DESCRIPTION OF SYMBOLS 1 ... Column-beam connection structure, 10 ... Square steel pipe column, 20 ... Beam (H-shaped steel beam), 30 ... Thick wall square steel pipe (square steel pipe), 31 ... Steel plate, 32 ... Weld metal (welded part), 35 ... Back Gold, 321 ... Inner material layer, 322 ... Outer material layer

Claims

A rectangular steel pipe used for a column-beam joint between a column and a beam,
The square steel pipe is
A steel pipe having a quadrangular cross-section, comprising a plurality of steel plates and a welded part formed by welding the side edges of the steel plates to each other,
The weld comprises a multi-layer structure in which different kinds of materials are laminated,
The rectangular steel pipe, wherein a yield point of a material forming an inner material layer located inside of the multilayer is higher than a yield point of a material forming an outer material layer located outside of the multilayer.
The rectangular steel pipe according to claim 1, wherein the yield point of the material forming the outer material layer is equal to or higher than the yield point of the material forming the steel sheet.
The rectangular steel pipe includes four flat steel plates,
The groove formed in the side edge portion of the flat plate-shaped steel plate has a shape that expands from the inside to the outside of the square steel pipe,
The inner material layer is a layer located on the innermost side of the weld formed by welding the groove portion,
The rectangular steel pipe according to claim 1 or 2.
The material forming the inner material layer has a shock absorption energy of 70 J or more at 0 ° C. in a Charpy impact test,
The rectangular steel pipe according to any one of claims 1 to 3.

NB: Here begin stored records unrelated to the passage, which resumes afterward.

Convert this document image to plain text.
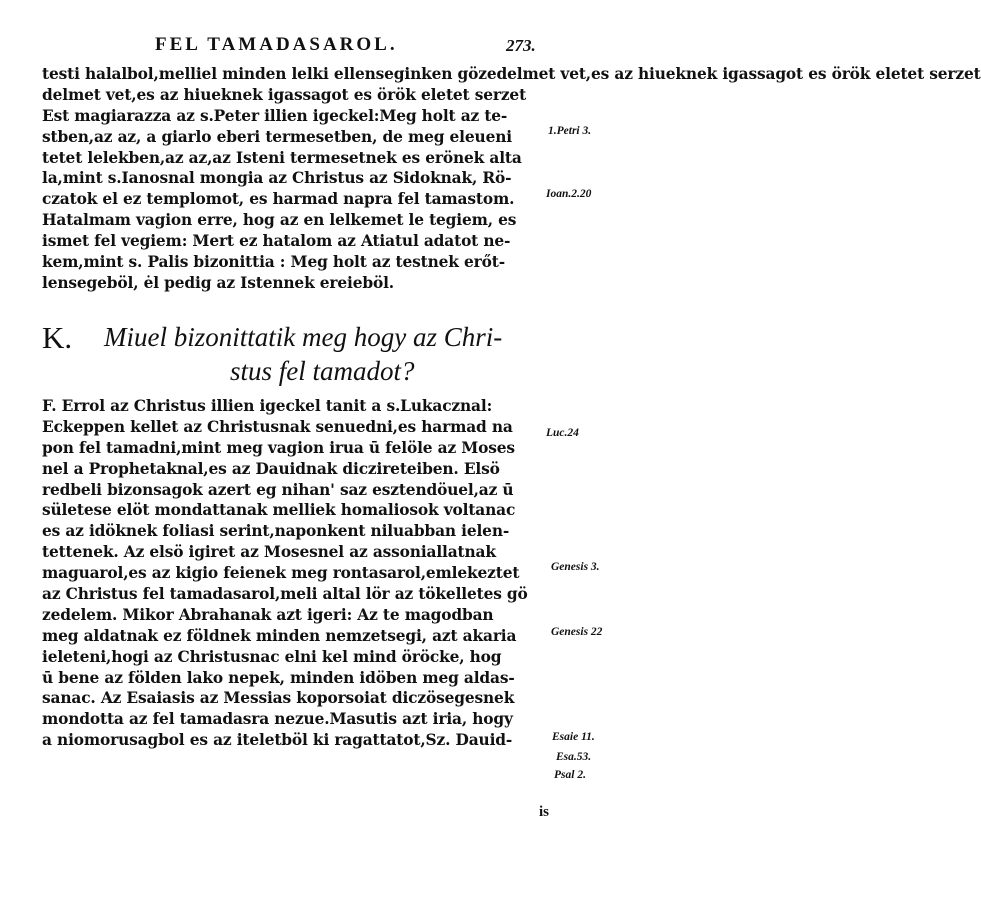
FEL TAMADASAROL.	273.
testi halalbol,melliel minden lelki ellenseginken gözedelmet vet,es az hiueknek igassagot es örök eletet serzet
delmet vet,es az hiueknek igassagot es örök eletet serzet
Est magiarazza az s.Peter illien igeckel:Meg holt az te-
stben,az az, a giarlo eberi termesetben, de meg eleueni
tetet lelekben,az az,az Isteni termesetnek es erönek alta
la,mint s.Ianosnal mongia az Christus az Sidoknak, Rö-
czatok el ez templomot, es harmad napra fel tamastom.
Hatalmam vagion erre, hog az en lelkemet le tegiem, es
ismet fel vegiem: Mert ez hatalom az Atiatul adatot ne-
kem,mint s. Palis bizonittia : Meg holt az testnek erőt-
lensegeböl, ėl pedig az Istennek ereieböl.
K. Miuel bizonittatik meg hogy az Chri-
stus fel tamadot?
F. Errol az Christus illien igeckel tanit a s.Lukacznal:
Eckeppen kellet az Christusnak senuedni,es harmad na
pon fel tamadni,mint meg vagion irua ū felöle az Moses
nel a Prophetaknal,es az Dauidnak diczireteiben. Elsö
redbeli bizonsagok azert eg nihan' saz esztendöuel,az ū
sületese elöt mondattanak melliek homaliosok voltanac
es az idöknek foliasi serint,naponkent niluabban ielen-
tettenek. Az elsö igiret az Mosesnel az assoniallatnak
maguarol,es az kigio feienek meg rontasarol,emlekeztet
az Christus fel tamadasarol,meli altal lör az tökelletes gö
zedelem. Mikor Abrahanak azt igeri: Az te magodban
meg aldatnak ez földnek minden nemzetsegi, azt akaria
ieleteni,hogi az Christusnac elni kel mind öröcke, hog
ū bene az földen lako nepek, minden idöben meg aldas-
sanac. Az Esaiasis az Messias koporsoiat diczösegesnek
mondotta az fel tamadasra nezue.Masutis azt iria, hogy
a niomorusagbol es az iteletböl ki ragattatot,Sz. Dauid-
1.Petri 3.
Ioan.2.20
Luc.24
Genesis 3.
Genesis 22
Esaie 11.
Esa.53.
Psal 2.
is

The inner material layer is composed of a single layer,
The outer material layer is composed of a plurality of layers made of the same material,
The rectangular steel pipe according to any one of claims 1 to 4.

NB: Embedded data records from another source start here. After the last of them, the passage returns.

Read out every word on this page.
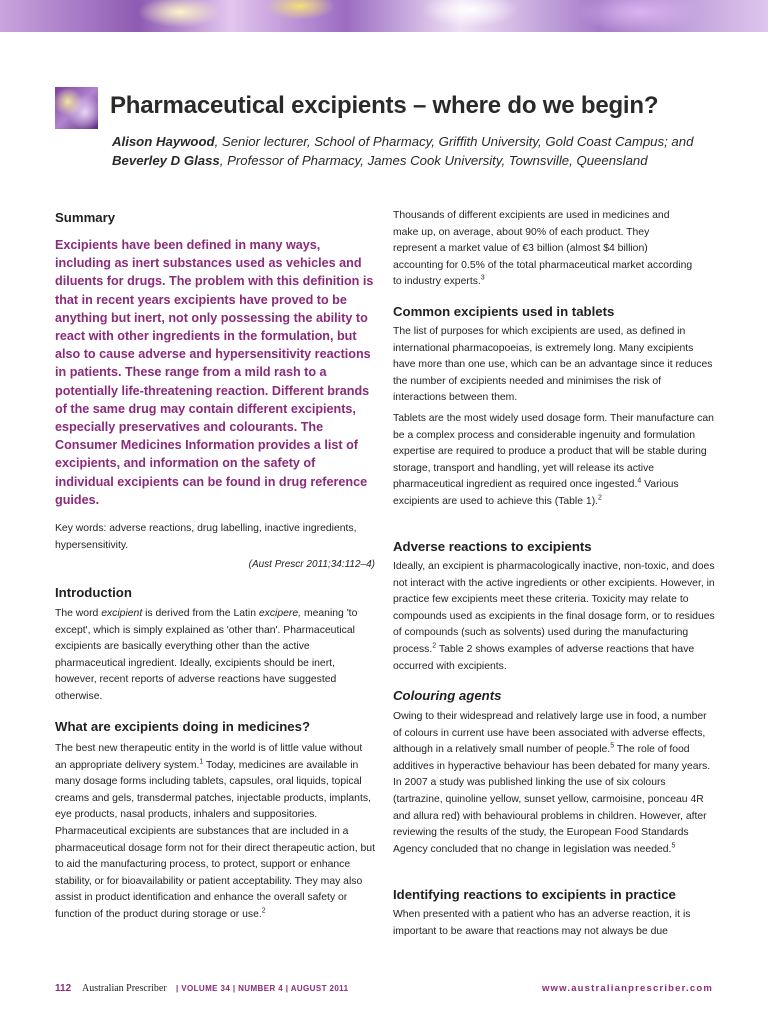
Pharmaceutical excipients – where do we begin?

Alison Haywood, Senior lecturer, School of Pharmacy, Griffith University, Gold Coast Campus; and Beverley D Glass, Professor of Pharmacy, James Cook University, Townsville, Queensland

Summary

Excipients have been defined in many ways, including as inert substances used as vehicles and diluents for drugs. The problem with this definition is that in recent years excipients have proved to be anything but inert, not only possessing the ability to react with other ingredients in the formulation, but also to cause adverse and hypersensitivity reactions in patients. These range from a mild rash to a potentially life-threatening reaction. Different brands of the same drug may contain different excipients, especially preservatives and colourants. The Consumer Medicines Information provides a list of excipients, and information on the safety of individual excipients can be found in drug reference guides.

Key words: adverse reactions, drug labelling, inactive ingredients, hypersensitivity.

(Aust Prescr 2011;34:112–4)

Introduction

The word excipient is derived from the Latin excipere, meaning 'to except', which is simply explained as 'other than'. Pharmaceutical excipients are basically everything other than the active pharmaceutical ingredient. Ideally, excipients should be inert, however, recent reports of adverse reactions have suggested otherwise.

What are excipients doing in medicines?

The best new therapeutic entity in the world is of little value without an appropriate delivery system.$^1$ Today, medicines are available in many dosage forms including tablets, capsules, oral liquids, topical creams and gels, transdermal patches, injectable products, implants, eye products, nasal products, inhalers and suppositories. Pharmaceutical excipients are substances that are included in a pharmaceutical dosage form not for their direct therapeutic action, but to aid the manufacturing process, to protect, support or enhance stability, or for bioavailability or patient acceptability. They may also assist in product identification and enhance the overall safety or function of the product during storage or use.$^2$

Thousands of different excipients are used in medicines and make up, on average, about 90% of each product. They represent a market value of €3 billion (almost $4 billion) accounting for 0.5% of the total pharmaceutical market according to industry experts.$^3$

Common excipients used in tablets

The list of purposes for which excipients are used, as defined in international pharmacopoeias, is extremely long. Many excipients have more than one use, which can be an advantage since it reduces the number of excipients needed and minimises the risk of interactions between them.

Tablets are the most widely used dosage form. Their manufacture can be a complex process and considerable ingenuity and formulation expertise are required to produce a product that will be stable during storage, transport and handling, yet will release its active pharmaceutical ingredient as required once ingested.$^4$ Various excipients are used to achieve this (Table 1).$^2$

Adverse reactions to excipients

Ideally, an excipient is pharmacologically inactive, non-toxic, and does not interact with the active ingredients or other excipients. However, in practice few excipients meet these criteria. Toxicity may relate to compounds used as excipients in the final dosage form, or to residues of compounds (such as solvents) used during the manufacturing process.$^2$ Table 2 shows examples of adverse reactions that have occurred with excipients.

Colouring agents

Owing to their widespread and relatively large use in food, a number of colours in current use have been associated with adverse effects, although in a relatively small number of people.$^5$ The role of food additives in hyperactive behaviour has been debated for many years. In 2007 a study was published linking the use of six colours (tartrazine, quinoline yellow, sunset yellow, carmoisine, ponceau 4R and allura red) with behavioural problems in children. However, after reviewing the results of the study, the European Food Standards Agency concluded that no change in legislation was needed.$^5$

Identifying reactions to excipients in practice

When presented with a patient who has an adverse reaction, it is important to be aware that reactions may not always be due

112 Australian Prescriber | VOLUME 34 | NUMBER 4 | AUGUST 2011	www.australianprescriber.com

The material constituting the inner material layer, yield point 460N / mm 2 or more, and the tensile strength is at 550 N / mm 2 or more,
The material constituting the outer material layer, yield point 390 N / mm 2 or more, and is the tensile strength of 490 N / mm 2 or more,
The rectangular steel pipe according to any one of claims 1 to 5.
A backing metal is arranged on the inner surface side of the corner portion of the square steel pipe,
The backing metal has a substantially L shape in cross section or a substantially triangular shape in cross section,
The rectangular steel pipe according to any one of claims 1 to 6.

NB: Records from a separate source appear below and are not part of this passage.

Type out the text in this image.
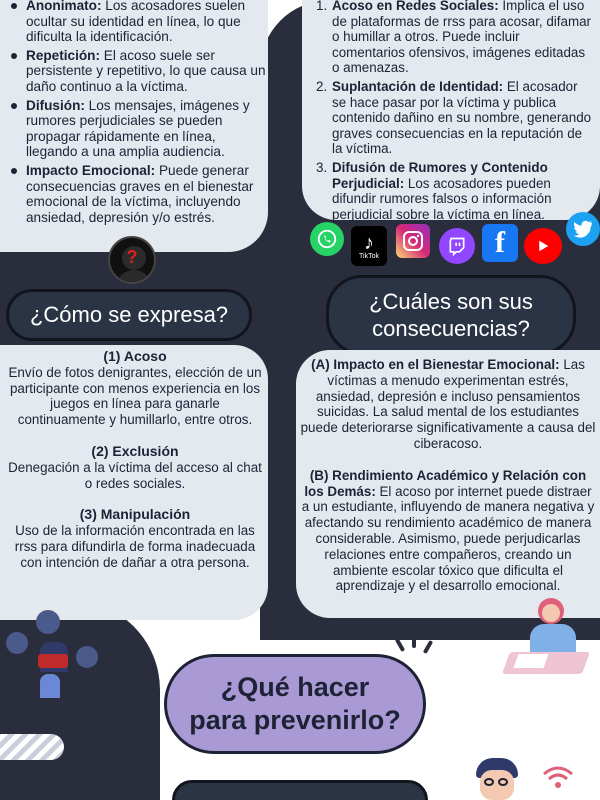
Anonimato: Los acosadores suelen ocultar su identidad en línea, lo que dificulta la identificación.
Repetición: El acoso suele ser persistente y repetitivo, lo que causa un daño continuo a la víctima.
Difusión: Los mensajes, imágenes y rumores perjudiciales se pueden propagar rápidamente en línea, llegando a una amplia audiencia.
Impacto Emocional: Puede generar consecuencias graves en el bienestar emocional de la víctima, incluyendo ansiedad, depresión y/o estrés.
1. Acoso en Redes Sociales: Implica el uso de plataformas de rrss para acosar, difamar o humillar a otros. Puede incluir comentarios ofensivos, imágenes editadas o amenazas.
2. Suplantación de Identidad: El acosador se hace pasar por la víctima y publica contenido dañino en su nombre, generando graves consecuencias en la reputación de la víctima.
3. Difusión de Rumores y Contenido Perjudicial: Los acosadores pueden difundir rumores falsos o información perjudicial sobre la víctima en línea.
♪
TikTok	f
?
¿Cómo se expresa?
¿Cuáles son sus consecuencias?
(1) Acoso
Envío de fotos denigrantes, elección de un participante con menos experiencia en los juegos en línea para ganarle continuamente y humillarlo, entre otros.
(2) Exclusión
Denegación a la víctima del acceso al chat o redes sociales.
(3) Manipulación
Uso de la información encontrada en las rrss para difundirla de forma inadecuada con intención de dañar a otra persona.
(A) Impacto en el Bienestar Emocional: Las víctimas a menudo experimentan estrés, ansiedad, depresión e incluso pensamientos suicidas. La salud mental de los estudiantes puede deteriorarse significativamente a causa del ciberacoso.
(B) Rendimiento Académico y Relación con los Demás: El acoso por internet puede distraer a un estudiante, influyendo de manera negativa y afectando su rendimiento académico de manera considerable. Asimismo, puede perjudicarlas relaciones entre compañeros, creando un ambiente escolar tóxico que dificulta el aprendizaje y el desarrollo emocional.
¿Qué hacer para prevenirlo?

An upper end of a lower floor pillar is joined to a lower end of the rectangular steel pipe according to any one of claims 1 to 7,
The lower end of the upper floor pillar is joined to the upper end of the rectangular steel pipe,
A beam-column joint structure in which a beam is joined to a side surface of the rectangular steel pipe.
A welding method for a rectangular steel pipe having a rectangular cross section used for a column-beam joint between a column and a beam,
A step of preparing a plurality of steel plates,
A welding step of welding the edge portions of the steel sheet to each other,
The welding process is
An inner material layer forming step of forming an inner material layer made of a material higher than the yield point of the material used for the rectangular steel pipe;
An outer material layer forming step of forming an outer material layer made of a material having a material lower than a yield point of the inner material layer after the inner material layer forming step, the welding method for a rectangular steel pipe.
In the inner material layer forming step, one inner material layer is formed by CO 2 semi-automatic welding.
The method for welding a rectangular steel pipe according to claim 9.
In the outer material layer forming step, a plurality of outer material layers are formed by submerged arc welding,
The method for welding a rectangular steel pipe according to claim 9 or 10.